In 2014, the group spent most of its nights at BC (Table 1). In 2016, the group spent on average a similar number of nights at BC during wet months (46.7%) and during dry months (45.6%, Table 1). Monthly rainfall during the 2014 study period was not correlated with the use of BC at any given time lag (all correlations below the CIs). In contrast to 2014, rainfall showed a significant positive cross-correlation at lag −2 with the use of BC in 2016 (penultimate month, r = .63). Monthly rainfall at lag −2 positively predicted the use of BC (linear regression: β = 22.91, F_1,9 = 12.78, p < .01, adjusted R² = .54). Thus, the group's use of their main sleeping site in 2016 was predicted by the amount of rainfall two months earlier. Specifically, as rainfall increased in April and further in May, the group also increased its time there, spending 3% and 58% of their nights, respectively, at BC (Figure 3).

In 2014, the group spent on average 15.4 ± SD 11.3 consecutive nights at BC during all months (range: 1–31 nights, Table 1). The group spent on average 1.9 ± SD 1.8 consecutive nights (range: 1–13 nights) at the four other sleeping sites. During the wet months in 2016, the group stayed at BC on average 2.5 ± SD 1.5 consecutive nights (range: 1–9 nights), and during the dry months it stayed there on average 3.6 ± SD 2.9 consecutive nights (range: 1–13 nights). This difference was not statistically significant (Wilcoxon rank sum test: W = 18, p = .67, N = 13). During wet months in 2016, the group stayed 6.7 consecutive nights on average ± SD 7.2 (range: 1–29 nights) at each of four sleeping sites (including BC), and during dry months, 3.5 consecutive nights on average ± SD 1.2 (range: 1–15 nights) at each of five sleeping sites (including BC).
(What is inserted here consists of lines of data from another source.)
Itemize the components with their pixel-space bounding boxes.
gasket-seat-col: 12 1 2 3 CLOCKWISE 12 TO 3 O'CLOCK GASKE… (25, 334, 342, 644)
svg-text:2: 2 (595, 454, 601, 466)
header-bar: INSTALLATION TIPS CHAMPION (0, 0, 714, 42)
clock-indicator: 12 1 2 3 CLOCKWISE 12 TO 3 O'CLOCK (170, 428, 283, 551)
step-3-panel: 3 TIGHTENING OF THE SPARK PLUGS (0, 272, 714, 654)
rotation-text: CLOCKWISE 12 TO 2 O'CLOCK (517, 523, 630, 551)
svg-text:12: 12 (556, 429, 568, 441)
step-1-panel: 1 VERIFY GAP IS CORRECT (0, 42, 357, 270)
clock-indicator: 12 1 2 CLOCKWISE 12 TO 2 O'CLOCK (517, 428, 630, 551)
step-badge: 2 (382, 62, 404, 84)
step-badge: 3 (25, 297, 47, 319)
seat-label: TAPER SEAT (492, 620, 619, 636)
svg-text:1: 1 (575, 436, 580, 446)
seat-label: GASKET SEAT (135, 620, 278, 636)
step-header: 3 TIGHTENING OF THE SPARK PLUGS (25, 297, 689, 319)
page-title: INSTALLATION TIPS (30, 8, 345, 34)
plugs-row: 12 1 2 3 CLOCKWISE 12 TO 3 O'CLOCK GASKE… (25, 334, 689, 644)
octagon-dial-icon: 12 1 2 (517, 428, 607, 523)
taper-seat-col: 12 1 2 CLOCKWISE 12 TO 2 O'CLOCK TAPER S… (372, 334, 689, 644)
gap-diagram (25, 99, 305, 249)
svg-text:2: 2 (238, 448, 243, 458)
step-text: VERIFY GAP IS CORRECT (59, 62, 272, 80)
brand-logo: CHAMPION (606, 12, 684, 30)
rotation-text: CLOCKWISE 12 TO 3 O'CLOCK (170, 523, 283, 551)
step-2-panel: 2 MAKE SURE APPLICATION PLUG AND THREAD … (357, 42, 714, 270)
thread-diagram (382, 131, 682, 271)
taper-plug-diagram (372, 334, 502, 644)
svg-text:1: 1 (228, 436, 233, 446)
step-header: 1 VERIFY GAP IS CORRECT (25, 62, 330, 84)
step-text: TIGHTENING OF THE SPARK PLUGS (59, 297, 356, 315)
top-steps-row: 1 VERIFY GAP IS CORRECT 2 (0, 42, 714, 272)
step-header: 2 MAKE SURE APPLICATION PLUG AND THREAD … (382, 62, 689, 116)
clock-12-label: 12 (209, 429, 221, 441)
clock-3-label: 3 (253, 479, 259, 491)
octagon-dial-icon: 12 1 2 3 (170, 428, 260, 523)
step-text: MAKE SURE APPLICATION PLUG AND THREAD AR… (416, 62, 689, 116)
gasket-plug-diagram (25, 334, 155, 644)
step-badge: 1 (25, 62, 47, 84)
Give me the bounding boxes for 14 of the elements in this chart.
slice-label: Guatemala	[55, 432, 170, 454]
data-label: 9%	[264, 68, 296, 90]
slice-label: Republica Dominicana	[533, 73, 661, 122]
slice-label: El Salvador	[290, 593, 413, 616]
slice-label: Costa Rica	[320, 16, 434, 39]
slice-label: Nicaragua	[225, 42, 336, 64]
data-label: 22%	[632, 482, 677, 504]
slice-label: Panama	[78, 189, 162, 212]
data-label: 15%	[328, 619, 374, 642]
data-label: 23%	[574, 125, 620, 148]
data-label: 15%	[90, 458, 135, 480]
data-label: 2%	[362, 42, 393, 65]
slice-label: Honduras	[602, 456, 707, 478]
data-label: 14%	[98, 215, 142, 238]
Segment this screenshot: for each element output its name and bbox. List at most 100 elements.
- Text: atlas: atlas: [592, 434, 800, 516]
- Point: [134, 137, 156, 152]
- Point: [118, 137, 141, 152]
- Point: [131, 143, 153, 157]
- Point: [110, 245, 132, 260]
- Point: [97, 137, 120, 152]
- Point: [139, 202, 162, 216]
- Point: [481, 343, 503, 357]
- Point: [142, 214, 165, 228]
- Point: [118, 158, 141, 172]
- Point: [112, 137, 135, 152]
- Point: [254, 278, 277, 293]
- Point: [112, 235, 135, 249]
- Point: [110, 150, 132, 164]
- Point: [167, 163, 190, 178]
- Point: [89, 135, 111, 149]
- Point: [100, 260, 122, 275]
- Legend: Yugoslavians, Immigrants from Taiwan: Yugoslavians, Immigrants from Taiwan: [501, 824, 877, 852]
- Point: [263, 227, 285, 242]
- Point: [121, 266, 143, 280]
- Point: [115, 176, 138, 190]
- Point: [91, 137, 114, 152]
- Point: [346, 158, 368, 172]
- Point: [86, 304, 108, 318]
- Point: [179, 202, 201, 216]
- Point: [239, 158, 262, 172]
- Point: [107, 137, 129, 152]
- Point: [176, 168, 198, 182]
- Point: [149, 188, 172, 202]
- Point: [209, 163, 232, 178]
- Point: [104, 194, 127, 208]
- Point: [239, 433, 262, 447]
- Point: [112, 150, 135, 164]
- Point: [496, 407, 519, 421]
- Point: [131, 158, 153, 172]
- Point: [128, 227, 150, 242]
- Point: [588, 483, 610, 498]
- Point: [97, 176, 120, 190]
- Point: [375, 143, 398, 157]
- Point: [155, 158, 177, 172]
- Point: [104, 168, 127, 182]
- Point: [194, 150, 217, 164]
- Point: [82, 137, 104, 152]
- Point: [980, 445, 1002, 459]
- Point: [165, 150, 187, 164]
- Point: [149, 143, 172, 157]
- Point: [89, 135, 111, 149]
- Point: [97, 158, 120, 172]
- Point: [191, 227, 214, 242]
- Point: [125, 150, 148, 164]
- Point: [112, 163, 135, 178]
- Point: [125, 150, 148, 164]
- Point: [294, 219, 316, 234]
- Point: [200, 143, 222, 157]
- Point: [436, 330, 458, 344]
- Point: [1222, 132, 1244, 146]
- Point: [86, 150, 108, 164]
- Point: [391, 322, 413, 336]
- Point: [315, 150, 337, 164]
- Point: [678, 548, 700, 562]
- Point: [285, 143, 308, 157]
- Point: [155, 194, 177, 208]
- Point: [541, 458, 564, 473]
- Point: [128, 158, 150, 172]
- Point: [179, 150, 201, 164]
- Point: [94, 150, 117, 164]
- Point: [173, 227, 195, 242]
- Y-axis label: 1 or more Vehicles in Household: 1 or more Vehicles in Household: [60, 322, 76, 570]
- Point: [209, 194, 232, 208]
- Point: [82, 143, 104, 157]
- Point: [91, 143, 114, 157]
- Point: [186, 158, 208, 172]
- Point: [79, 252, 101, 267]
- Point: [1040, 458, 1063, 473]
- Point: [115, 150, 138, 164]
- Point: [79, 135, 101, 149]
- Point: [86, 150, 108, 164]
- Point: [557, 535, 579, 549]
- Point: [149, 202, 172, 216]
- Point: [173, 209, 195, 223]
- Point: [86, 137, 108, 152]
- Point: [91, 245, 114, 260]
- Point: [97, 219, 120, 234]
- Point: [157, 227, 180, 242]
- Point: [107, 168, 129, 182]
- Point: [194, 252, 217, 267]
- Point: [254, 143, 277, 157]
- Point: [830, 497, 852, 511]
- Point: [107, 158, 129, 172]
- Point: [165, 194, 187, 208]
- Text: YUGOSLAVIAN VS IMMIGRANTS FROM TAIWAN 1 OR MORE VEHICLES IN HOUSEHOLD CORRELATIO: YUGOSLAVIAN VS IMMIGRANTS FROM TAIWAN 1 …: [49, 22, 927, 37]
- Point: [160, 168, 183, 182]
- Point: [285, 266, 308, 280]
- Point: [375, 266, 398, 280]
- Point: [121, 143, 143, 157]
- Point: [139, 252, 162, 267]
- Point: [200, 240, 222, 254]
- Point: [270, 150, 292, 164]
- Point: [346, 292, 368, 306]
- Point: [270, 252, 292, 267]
Although there was a tendency of staying more consecutive nights in each sleeping site during wet months, it was not significantly different from their use in dry months (Wilcoxon rank sum test: W = 16, p = .93, N = 13). Overall, the group used a similar number of sleeping sites (5) in both study periods and there was a nonsignificant trend to spend on average more consecutive nights at each sleeping site in 2014 (11 ± SD 10.2 nights) than in 2016 (4.3 ± SD 3.4 nights, Wilcoxon rank sum test: W = 47.5, p = .06, N = 26).
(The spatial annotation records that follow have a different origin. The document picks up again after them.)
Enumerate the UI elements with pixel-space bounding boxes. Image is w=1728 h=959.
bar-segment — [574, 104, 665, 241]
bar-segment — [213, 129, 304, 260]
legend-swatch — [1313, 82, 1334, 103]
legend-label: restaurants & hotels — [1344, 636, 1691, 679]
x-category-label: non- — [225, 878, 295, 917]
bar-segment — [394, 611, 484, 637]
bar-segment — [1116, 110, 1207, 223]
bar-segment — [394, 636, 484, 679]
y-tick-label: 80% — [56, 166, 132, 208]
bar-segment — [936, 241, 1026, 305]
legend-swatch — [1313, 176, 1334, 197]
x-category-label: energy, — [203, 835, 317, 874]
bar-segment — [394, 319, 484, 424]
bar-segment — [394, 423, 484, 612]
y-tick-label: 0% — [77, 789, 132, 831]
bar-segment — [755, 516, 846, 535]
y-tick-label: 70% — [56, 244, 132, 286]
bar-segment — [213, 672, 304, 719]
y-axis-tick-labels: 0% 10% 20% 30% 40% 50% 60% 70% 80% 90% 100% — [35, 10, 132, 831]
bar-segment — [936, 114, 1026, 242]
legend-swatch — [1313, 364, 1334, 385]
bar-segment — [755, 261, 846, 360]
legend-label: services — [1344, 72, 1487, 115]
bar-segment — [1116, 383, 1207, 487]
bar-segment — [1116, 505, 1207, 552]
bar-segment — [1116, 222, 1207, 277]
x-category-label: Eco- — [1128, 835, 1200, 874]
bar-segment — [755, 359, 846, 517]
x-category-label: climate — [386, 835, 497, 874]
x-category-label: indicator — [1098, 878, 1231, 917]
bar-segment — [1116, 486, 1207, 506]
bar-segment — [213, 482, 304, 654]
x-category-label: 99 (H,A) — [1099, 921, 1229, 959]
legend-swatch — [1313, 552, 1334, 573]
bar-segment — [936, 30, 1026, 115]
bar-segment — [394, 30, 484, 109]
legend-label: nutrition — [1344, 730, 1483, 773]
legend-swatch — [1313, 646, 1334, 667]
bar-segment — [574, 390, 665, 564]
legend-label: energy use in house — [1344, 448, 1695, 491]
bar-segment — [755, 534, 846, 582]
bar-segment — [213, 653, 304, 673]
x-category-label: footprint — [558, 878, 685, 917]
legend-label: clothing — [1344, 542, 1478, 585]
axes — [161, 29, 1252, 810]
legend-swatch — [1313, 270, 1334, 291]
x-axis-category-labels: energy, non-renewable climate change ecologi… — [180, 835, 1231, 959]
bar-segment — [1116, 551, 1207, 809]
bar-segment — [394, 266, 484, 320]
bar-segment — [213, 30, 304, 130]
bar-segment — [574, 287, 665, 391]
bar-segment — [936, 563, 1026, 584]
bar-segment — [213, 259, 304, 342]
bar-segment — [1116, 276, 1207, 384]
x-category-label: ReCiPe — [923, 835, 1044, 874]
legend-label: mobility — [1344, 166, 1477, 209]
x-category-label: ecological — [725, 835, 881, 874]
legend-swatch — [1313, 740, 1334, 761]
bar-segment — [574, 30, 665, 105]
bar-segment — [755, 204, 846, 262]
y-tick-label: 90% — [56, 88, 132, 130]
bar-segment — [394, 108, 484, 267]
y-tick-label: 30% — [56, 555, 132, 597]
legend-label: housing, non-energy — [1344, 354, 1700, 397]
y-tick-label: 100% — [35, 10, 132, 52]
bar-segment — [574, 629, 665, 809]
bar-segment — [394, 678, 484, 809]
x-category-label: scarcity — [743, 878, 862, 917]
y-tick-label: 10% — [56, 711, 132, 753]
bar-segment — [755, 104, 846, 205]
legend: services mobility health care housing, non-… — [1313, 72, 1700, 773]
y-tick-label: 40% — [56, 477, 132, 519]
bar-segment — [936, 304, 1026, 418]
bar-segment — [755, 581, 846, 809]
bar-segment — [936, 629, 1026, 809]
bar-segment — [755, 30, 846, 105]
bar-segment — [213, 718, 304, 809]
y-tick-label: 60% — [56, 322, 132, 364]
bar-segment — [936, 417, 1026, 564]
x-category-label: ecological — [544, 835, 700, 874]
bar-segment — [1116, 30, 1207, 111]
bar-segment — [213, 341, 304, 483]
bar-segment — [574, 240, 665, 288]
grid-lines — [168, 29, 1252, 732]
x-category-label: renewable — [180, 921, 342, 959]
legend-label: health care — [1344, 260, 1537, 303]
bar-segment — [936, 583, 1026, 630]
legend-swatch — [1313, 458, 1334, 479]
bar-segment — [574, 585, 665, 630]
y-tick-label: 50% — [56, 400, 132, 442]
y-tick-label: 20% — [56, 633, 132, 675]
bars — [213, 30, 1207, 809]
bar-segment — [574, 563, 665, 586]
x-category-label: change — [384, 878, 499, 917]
3.3 Sleeping sites relative to area used during the day

The average distance from the center of the area used in daytime to the sleeping site chosen for the night was 1412 m ± SD 1139 in 2014 and 1145 m ± SD 889 in 2016. Overall, the mean distance between the center of the area used during daytime to the chosen sleeping site was not significantly different from the distance between the center of the area used during daytime to a random sleeping site in 2014 (p < .5, 90% CIs did not overlap with zero) but was significantly shorter to the chosen sleeping site in 2016 (p < .05, 95% CIs did not overlap with zero). The percentage of nights when the group chose the closer sleeping site versus a more distant sleeping site after daytime was significantly lower in 2014 (71%) than in 2016 (83%, Wilcoxon rank sum test, W = 45.5, p < .05, N = 23). In 2016, there was a marginal tendency for the group to select the closer sleeping site more often during wet months than during dry months (Generalized linear mixed model: z = −1.94, p = .052).